Le 24 septembre 2020

Depuis juin de cette année, une nouvelle équipe éditoriale a repris les rênes des Cahiers du cinéma, à la suite de la démission de l’ancienne rédaction, conduite par Stéphane Delorme. Celle-ci, après le rachat de la revue par des hommes d’affaires et producteurs, craignait de voir sa liberté d’expression restreinte.

Le nouveau rédacteur en chef, Marcos Uzal, ancien collaborateur de Libération Cinéma et Vertigo, estime que ce n’est pas le cas, selon des propos recueillis par Jérôme Lefilliâtre1.

Il semble de plus vouloir poursuivre l’aspect engagé de la revue, qui la caractérisait jusqu’alors, moins par des propos nécessairement militants - les éditos étaient dans ce sens-là explicites -, que par une attention portée à la forme des films: «Dans le cinéma, la politique passe par des choix formels, des points de vue et pas seulement par des messages».

Si la critique ne peut selon nous se passer d’analyser la manière dont le style interagit avec le contenu - et c’est peut-être là ce qui la distingue essentiellement d’autres formes de jugement sur le cinéma ou du simple avis -, y a-t-il aujourd’hui un lectorat pour des analyses purement esthétiques des films?
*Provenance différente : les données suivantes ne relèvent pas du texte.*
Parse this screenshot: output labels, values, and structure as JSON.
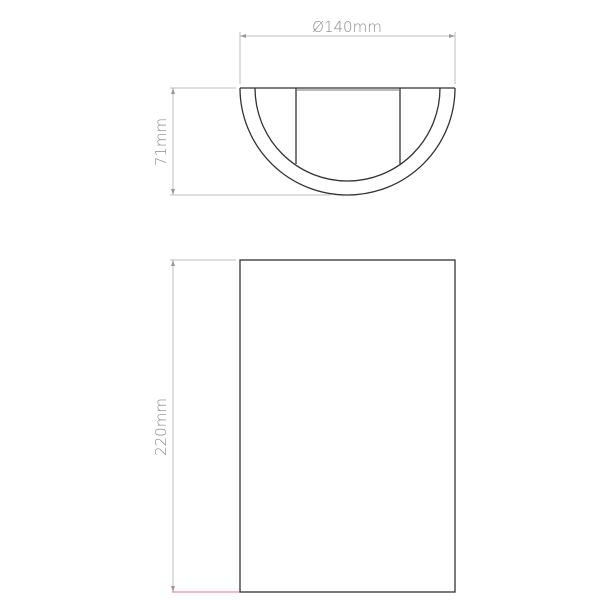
{
  "dimensions": {
    "diameter": "Ø140mm",
    "depth": "71mm",
    "height": "220mm"
  },
  "colors": {
    "outline": "#333333",
    "dimension_line": "#bdbdbd",
    "dimension_text": "#8a8a8a",
    "accent_line": "#f08aa8"
  }
}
On se souvient du scandale qui a agité la cérémonie des César, lorsqu’elle a récompensé Polanski pour son film J’accuse, provoquant ainsi une levée de boucliers, conduite par Adèle Haenel. S’il y en a, notamment parmi la jeune génération, qui se refusent à distinguer l’œuvre, non seulement de son contexte politique ou historique, mais (surtout) des actions de son créateur, d’autres adoptent une position strictement inverse. Comme l’Académie des César, qui a récemment accepté le réalisateur polonais en tant que membre historique parmi ses nouveaux représentants de son assemblée générale. Indépendamment de la question de la culpabilité, la provocation est là, compte tenu de la polémique qui précède, même si elle vise à défendre une conception autonome de l’art.

Et Ciné-Feuilles dans tout ça? Avec des sensibilités différentes, des regards sur les œuvres plus ou moins médiées par la figure du réalisateur et ses actes, accordant ou non une place prépondérante au contenu politique de l’œuvre, nous estimons essentiel le dialogue entre la forme et le fond. A l’image d’Ondine de Christian Petzold, où la réflexion sur Berlin et la mémoire se mêle sensiblement à une histoire d’amour et à la mythologie germanique.


1 Entretien de Jérôme Lefilliâtre avec Marcos Uzal pour Libération, le 3 juin 2020.